Here is a spin-off drill from last month’s Money Ball 10-Ball Drill. This is the 9-ball version. The similarity is that you shoot the lowest ball on the table first, then the “money ball” — in this case, the 9 ball. Then you re-spot the 9 and play the next lowest ball, and so on. The difference here is that this version is played on just one end of the table.
This is a good, easy-to-follow drill but can be very effective in helping you with your touch, stroke and pattern play. And don’t be fooled by how easy this drill looks. It can be easy if your cue ball is really good, but it’s also very easy to get out of line. It’s a great drill for all levels, but especially for amateurs looking to improve their touch and patterns in tight areas. There are no long shots, so shot-making is the easiest part of the drill. This drill is really about the cue ball, so it will help you in all games.

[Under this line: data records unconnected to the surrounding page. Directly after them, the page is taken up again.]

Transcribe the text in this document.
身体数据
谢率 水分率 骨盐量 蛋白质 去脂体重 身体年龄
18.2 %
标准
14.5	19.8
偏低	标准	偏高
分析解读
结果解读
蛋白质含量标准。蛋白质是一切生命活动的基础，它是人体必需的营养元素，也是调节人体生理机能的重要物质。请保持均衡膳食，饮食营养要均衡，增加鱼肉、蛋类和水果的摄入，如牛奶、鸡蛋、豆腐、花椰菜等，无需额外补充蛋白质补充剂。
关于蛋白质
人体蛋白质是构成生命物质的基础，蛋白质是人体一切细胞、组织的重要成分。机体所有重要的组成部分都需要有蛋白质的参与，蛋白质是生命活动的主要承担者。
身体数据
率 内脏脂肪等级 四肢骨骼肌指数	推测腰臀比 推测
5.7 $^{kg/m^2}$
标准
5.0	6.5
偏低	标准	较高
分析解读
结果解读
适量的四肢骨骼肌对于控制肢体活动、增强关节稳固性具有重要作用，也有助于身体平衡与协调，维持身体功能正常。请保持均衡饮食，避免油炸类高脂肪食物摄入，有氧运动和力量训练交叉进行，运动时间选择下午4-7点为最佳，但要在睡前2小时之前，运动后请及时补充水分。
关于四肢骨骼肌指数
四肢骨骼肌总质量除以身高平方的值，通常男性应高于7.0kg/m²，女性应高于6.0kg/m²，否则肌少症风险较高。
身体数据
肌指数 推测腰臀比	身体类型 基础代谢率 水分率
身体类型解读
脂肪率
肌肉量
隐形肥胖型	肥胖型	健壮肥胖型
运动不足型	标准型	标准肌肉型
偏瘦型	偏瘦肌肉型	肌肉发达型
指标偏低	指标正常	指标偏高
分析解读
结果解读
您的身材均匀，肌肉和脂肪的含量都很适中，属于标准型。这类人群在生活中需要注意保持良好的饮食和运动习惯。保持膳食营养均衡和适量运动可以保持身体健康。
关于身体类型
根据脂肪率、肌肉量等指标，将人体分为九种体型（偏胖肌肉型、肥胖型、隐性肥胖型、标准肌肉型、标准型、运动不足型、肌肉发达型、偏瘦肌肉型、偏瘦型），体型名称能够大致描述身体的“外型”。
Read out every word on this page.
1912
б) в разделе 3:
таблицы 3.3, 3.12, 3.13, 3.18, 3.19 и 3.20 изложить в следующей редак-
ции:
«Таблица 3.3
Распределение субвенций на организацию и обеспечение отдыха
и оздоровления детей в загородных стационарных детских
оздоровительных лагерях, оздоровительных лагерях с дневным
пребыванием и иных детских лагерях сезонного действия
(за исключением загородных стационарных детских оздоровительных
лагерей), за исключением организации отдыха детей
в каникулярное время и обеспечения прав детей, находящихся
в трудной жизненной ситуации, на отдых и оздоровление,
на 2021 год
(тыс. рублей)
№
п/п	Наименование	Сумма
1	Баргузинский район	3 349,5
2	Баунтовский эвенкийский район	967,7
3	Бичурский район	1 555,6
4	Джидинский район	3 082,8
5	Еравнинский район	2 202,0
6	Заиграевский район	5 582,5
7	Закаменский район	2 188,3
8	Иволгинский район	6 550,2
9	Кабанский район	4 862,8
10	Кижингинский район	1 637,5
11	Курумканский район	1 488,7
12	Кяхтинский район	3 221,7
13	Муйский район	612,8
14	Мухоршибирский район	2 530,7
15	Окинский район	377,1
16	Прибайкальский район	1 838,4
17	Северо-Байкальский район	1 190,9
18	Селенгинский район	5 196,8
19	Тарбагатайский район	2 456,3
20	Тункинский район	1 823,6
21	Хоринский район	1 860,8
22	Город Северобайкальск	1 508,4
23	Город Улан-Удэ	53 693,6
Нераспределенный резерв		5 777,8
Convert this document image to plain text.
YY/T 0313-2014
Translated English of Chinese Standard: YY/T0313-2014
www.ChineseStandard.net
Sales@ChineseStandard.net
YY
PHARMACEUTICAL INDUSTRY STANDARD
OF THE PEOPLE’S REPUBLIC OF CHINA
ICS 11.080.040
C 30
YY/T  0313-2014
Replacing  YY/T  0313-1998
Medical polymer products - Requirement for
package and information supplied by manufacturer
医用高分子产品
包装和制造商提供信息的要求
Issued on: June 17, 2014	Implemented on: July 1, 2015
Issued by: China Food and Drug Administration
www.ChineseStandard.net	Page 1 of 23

I say it all the time: Touch and staying in line is what really separates the great pros from the good pros and the good amateurs from the low-level amateurs. Cue ball control is something I pride myself on and something I’ve worked on my entire career. One of the reasons I don’t class myself as a great shot maker is because my cue ball control was so good that I was rarely in a position to have to make a long, tough shot.
One of the reasons I like these “money ball” drills is because many amateur players struggle getting from the key ball to the money ball. In this drill, every shot is a key ball, so you learn one ball after the next how to hold your focus and nerve to get on that next shot.
There are several versions of this drill. Stay within your ability at the start. You can shoot the 1-9 in rotation, allowing the cue ball to land anywhere and use any rails but you must not bump into balls; you can shoot lowest numbered ball followed by the 9 but allow the cue ball to go anywhere; you can do the drill as shown, in which the cue ball must stay in the zone area — from the middle diamond line to the middle of the table (side pockets). If the cue ball leaves that zone, you must start over.
Again, if your cue ball is good, this drill isn’t that difficult, but it does demand focus.
Here is roughly how the drill went for me. If you stray too far from this approach it will be difficult.
Starting with the 1 ball (Diagram One), use a soft little draw with a touch of right, which is important with balls frozen along the rail. Don’t quit on the shot. That leads you to the 9 ball, which is a punch shot with a touch of left. Using the rail will allow you to let your stroke out a little and land on the right side of the 2.
For the 2 ball I just kill the cue ball with a touch of left. This helps throw the 2 ball into the corner pocket and holds the cue ball below the 9. As always, we’re thinking two or three shots ahead. It’s important to practice these little soft punch or draw shots. I shorten my stroke a bit.
In this case, I got perfect position on the 9 ball (Diagram Two), so I just needed a little follow, adding a tip of right and using the rail again to come out for the 3 ball.
Again, with the proper angle on the 3, all that is required is a little follow and a tip of right English for the 9. Here, I didn’t leave as much angle on the 9 as I wanted (Diagram Three). It’s important that you find a way to get back into proper position from this stage on. I just used a punch draw. Again, shorten your stroke to gain maximum feel and control.
I landed a little straight on the 4 ball. When this happens you have to hit the cue ball pretty firm with a punch stroke, so stay down and focused so that you don’t miss the shot.
It’s always nice when you land perfectly on the 9 (Diagram Four), as is the case here. You don’t need to use a rail. Just a little draw shot. Again, shorten your stroke in tight spaces like this. You can shorten your stroke by either shortening your back stroke or by moving your bridge hand a little closer to the ferrule.
The 5 ball here requires a little punch shot, using the rail for position. With a wider angle on the 9 (Diagram Five), follow the cue ball to the long rail using a quarter-tip of left. With perfect position here on the 6 ball; again I can just draw back a few inches.
While I’m perfect on the 9 ball here, this is where a lot of players will break down. Stay focused. Just a little draw shot, so shorten your stroke.
On the last few shots — the 7, 8 and alternating 9 balls — try to stay close to your work with little draw shots (Diagram Six). Those shots are so easy. This will also allow you to go from shot to shot without having to use the side rails.
As you can see, it doesn’t look hard, but it can be tricky and requires your complete focus. It’s a must drill for amateurs that need to work on pattern play.